Kennzeichnungspflicht für »Separatorenfleisch« (11.10.2006)



So genanntes »Separatorenfleisch« muss auch dann gekennzeichnet werden, wenn es mit weniger Druck als üblich vom Knochen gelöst wird. Das entschied in der vergangenen Woche das Verwaltungsgericht Minden. »Separatorenfleisch« ist Restfleisch, das von Knochen gewonnen wird, indem diese unter hohem Druck durch ein Filtersystem gepresst werden. Normalerweise wird dabei Druck von teilweise weit über 100 bar angewandt.

Nach EU-Verordnungen und der deutschen Lebensmittel-Kennzeichnungsverordnung muss das dabei entstehende Produkt eindeutig gekennzeichnet sein. Ist es das nicht, könnte der Abnehmer über die Beschaffenheit und Art der Herstellung des Produktes getäuscht werden, urteilten die Mindener Richter. »Denn beim Erwerber könne die irreführende Vorstellung hervorgerufen werden, dass es sich nicht um »Separatorenfleisch«, sondern um ein andersartiges, höherwertiges Fleischerzeugnis handele«, urteilte die 6. Kammer des Verwaltungsgerichts.

Es lehnte damit einen Eilantrag eines fleischproduzierenden Betriebs im Kreis Gütersloh ab.
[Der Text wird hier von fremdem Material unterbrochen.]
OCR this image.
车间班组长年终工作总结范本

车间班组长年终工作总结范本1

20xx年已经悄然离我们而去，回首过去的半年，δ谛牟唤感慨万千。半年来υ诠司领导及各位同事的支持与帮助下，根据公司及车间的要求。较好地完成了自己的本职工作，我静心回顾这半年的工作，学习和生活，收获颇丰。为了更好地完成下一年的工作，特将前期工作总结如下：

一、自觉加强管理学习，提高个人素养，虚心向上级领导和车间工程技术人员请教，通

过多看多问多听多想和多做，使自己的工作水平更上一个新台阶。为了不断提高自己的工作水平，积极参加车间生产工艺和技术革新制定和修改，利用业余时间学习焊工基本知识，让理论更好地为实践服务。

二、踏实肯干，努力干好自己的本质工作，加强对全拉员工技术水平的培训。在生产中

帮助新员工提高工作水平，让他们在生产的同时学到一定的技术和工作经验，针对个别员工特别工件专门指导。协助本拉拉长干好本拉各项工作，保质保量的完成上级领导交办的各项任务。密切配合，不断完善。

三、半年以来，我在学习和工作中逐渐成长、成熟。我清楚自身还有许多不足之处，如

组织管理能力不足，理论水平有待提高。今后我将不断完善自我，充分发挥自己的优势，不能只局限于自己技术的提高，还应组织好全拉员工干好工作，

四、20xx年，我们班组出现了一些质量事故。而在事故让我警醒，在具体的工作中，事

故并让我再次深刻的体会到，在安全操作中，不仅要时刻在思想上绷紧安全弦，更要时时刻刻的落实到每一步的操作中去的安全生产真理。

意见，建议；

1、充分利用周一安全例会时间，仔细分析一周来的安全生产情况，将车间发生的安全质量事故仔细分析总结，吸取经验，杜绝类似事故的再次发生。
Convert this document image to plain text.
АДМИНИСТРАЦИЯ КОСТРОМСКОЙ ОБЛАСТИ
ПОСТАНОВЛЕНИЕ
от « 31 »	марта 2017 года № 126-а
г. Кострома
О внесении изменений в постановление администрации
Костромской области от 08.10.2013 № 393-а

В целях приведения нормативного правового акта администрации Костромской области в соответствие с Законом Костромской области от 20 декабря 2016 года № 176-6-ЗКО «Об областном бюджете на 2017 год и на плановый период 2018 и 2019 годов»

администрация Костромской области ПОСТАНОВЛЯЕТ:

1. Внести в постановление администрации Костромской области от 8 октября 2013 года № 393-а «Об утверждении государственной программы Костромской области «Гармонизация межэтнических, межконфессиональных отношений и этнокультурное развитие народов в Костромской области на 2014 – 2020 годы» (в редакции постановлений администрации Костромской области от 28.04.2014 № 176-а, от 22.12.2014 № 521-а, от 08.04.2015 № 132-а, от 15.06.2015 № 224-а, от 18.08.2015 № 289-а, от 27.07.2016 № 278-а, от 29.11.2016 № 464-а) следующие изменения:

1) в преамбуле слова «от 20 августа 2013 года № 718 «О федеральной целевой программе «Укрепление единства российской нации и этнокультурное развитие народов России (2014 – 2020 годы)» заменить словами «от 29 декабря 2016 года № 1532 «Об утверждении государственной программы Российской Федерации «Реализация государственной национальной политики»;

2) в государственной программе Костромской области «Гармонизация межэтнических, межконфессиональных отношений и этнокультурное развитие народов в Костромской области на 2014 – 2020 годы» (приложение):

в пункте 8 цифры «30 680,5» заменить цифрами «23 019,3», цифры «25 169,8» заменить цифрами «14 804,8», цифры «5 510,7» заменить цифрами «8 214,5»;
Der arbeitet bei der Trennung von Muskelgewebe und Knochen mit nur 30 bis 60 bar. Da die dabei entstehende Matsche eine Körnung von 3mm aufweise, wollte der Betrieb sie nicht als »Separatorenfleisch« kennzeichnen und lieferte sie unter allgemeinen Produktbezeichnungen an weiterverarbeitende Betriebe. Der Eilantrag richtete sich nun gegen eine Ordnungsverfügung, die ihn dazu verdonnerte das Kind beim Namen zu nennen. Das für Verbraucher erfreuliche Mindener Urteil ist jedoch noch nicht rechtskräftig.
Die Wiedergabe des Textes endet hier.